Nebraska State Bar Association
- Type: Legal Society
- Headquarters: Lincoln, Nebraska, NE
- Location: United States;
- Membership: 9,200 in 2012 (3,200 out of state)
- Website: www.nebar.com

= Nebraska State Bar Association =

Bar Association

The Nebraska State Bar Association (NSBA) is the integrated (mandatory) bar association of the US state of Nebraska.

==History ==
In 1937, the Nebraska State Bar Association was created by order of the Nebraska Supreme Court.

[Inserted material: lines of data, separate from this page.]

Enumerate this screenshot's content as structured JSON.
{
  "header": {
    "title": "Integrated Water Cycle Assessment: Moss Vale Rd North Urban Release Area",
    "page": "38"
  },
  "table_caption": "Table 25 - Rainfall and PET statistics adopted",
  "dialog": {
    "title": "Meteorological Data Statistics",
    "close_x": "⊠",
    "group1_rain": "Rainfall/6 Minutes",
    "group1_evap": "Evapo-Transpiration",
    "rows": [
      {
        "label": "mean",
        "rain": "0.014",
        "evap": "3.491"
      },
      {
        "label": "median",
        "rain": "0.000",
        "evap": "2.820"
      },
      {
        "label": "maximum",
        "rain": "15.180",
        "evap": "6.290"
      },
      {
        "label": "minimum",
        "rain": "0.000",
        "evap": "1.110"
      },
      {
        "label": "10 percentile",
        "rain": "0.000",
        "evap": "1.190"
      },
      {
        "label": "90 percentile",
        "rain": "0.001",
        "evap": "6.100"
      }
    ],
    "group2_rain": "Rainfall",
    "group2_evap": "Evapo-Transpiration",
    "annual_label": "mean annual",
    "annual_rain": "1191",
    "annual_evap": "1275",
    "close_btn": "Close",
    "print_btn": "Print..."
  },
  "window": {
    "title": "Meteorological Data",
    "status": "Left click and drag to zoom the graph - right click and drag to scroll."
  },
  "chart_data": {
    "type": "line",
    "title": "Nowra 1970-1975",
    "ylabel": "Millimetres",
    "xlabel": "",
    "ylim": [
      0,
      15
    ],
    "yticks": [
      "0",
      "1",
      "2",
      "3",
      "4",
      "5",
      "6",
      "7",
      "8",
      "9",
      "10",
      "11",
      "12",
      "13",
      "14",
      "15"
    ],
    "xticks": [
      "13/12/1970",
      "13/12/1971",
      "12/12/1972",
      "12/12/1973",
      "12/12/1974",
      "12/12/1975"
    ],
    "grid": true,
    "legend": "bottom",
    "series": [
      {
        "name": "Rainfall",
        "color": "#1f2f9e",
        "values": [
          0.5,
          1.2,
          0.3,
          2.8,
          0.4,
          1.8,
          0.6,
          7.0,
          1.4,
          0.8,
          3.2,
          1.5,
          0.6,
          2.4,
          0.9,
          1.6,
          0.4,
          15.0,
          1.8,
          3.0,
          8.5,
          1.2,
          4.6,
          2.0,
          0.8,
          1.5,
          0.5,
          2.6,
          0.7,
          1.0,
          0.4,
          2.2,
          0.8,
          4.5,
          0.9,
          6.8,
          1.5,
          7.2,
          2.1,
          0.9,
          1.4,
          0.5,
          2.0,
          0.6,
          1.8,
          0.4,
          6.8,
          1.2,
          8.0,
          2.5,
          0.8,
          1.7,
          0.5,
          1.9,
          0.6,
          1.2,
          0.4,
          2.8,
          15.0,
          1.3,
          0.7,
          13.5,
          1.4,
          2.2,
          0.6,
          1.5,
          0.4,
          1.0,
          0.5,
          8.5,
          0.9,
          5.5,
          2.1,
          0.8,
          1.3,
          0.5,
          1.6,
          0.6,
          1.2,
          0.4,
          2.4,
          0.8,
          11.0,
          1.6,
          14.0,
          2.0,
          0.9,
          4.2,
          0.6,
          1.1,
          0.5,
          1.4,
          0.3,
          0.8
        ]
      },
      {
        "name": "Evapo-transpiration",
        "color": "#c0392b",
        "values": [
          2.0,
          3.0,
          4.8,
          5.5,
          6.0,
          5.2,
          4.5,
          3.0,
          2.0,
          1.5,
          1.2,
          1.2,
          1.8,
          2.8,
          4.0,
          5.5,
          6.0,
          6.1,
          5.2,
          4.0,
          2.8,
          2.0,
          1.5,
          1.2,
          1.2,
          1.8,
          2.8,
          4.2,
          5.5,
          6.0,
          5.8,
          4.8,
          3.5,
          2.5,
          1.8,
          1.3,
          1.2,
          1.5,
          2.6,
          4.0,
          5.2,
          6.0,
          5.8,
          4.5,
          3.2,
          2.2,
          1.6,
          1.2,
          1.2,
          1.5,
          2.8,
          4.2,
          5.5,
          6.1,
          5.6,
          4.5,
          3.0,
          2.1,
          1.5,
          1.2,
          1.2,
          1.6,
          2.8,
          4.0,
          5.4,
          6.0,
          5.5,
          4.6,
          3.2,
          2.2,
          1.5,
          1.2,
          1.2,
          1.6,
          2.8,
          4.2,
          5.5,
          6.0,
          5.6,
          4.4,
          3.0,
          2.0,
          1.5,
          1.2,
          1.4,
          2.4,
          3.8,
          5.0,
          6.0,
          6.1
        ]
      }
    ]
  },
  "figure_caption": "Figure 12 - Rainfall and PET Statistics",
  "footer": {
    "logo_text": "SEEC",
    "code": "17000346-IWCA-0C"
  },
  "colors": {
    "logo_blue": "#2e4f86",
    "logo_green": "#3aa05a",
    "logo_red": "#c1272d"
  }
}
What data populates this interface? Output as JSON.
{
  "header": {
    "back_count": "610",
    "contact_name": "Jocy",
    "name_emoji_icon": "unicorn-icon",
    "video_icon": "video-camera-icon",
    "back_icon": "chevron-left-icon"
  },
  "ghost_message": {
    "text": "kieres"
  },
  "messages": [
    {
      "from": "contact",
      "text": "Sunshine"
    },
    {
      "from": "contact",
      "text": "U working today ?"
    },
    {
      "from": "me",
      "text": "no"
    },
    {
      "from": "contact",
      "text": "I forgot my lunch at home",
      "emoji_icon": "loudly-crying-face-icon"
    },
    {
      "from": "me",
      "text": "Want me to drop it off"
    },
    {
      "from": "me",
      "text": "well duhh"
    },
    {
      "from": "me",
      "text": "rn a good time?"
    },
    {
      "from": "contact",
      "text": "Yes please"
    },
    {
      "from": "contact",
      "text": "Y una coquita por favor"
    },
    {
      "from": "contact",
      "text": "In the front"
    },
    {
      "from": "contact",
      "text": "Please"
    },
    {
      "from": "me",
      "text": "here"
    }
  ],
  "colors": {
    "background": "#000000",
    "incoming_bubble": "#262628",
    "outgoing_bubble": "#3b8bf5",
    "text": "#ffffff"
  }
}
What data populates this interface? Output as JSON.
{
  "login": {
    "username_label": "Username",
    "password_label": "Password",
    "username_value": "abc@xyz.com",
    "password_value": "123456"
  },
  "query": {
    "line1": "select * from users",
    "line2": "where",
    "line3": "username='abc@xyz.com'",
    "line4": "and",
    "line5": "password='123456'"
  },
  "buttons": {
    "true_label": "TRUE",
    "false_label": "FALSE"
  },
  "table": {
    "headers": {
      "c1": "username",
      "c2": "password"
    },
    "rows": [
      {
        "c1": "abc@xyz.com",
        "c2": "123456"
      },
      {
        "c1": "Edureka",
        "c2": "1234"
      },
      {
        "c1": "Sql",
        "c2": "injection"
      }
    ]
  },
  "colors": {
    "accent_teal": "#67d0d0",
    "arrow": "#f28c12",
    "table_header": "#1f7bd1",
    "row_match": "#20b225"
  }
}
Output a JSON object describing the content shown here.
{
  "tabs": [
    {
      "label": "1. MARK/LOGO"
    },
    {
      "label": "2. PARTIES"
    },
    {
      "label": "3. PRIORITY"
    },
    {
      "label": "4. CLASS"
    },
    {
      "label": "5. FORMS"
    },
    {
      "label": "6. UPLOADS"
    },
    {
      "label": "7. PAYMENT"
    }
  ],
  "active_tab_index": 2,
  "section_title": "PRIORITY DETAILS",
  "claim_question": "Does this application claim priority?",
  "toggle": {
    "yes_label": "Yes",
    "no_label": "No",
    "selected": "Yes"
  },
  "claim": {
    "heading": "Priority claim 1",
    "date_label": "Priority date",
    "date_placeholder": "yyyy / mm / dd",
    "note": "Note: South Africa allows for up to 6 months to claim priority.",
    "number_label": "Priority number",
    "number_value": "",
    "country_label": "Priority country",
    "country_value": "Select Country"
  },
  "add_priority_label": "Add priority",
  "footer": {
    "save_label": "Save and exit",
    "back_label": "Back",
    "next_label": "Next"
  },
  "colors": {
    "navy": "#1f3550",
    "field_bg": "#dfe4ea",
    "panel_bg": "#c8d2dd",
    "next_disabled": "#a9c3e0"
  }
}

Its predecessor was a voluntary organization, the Nebraska Bar Association, which was founded in 1899.

== Mission ==
The association works to help Nebraska attorneys achieve the highest standards of competence, ethics, and professionalism and to protect and promote the administration of and access to justice.

==Structure==
The NSBA is governed by a policy-making House of Delegates, whose members are elected; an Executive Council, consisting of one delegate elected from each of Nebraska's six Supreme Court districts; a chair and chair-elect, elected by the House of Delegates; and a president, president-elect, president-elect designate and immediate past president elected by active NSBA members.

The Bar requires Nebraska lawyers to complete 10 continuing education credits each year.

NSBA publishes Nebraska Lawyer Magazine, a monthly publication.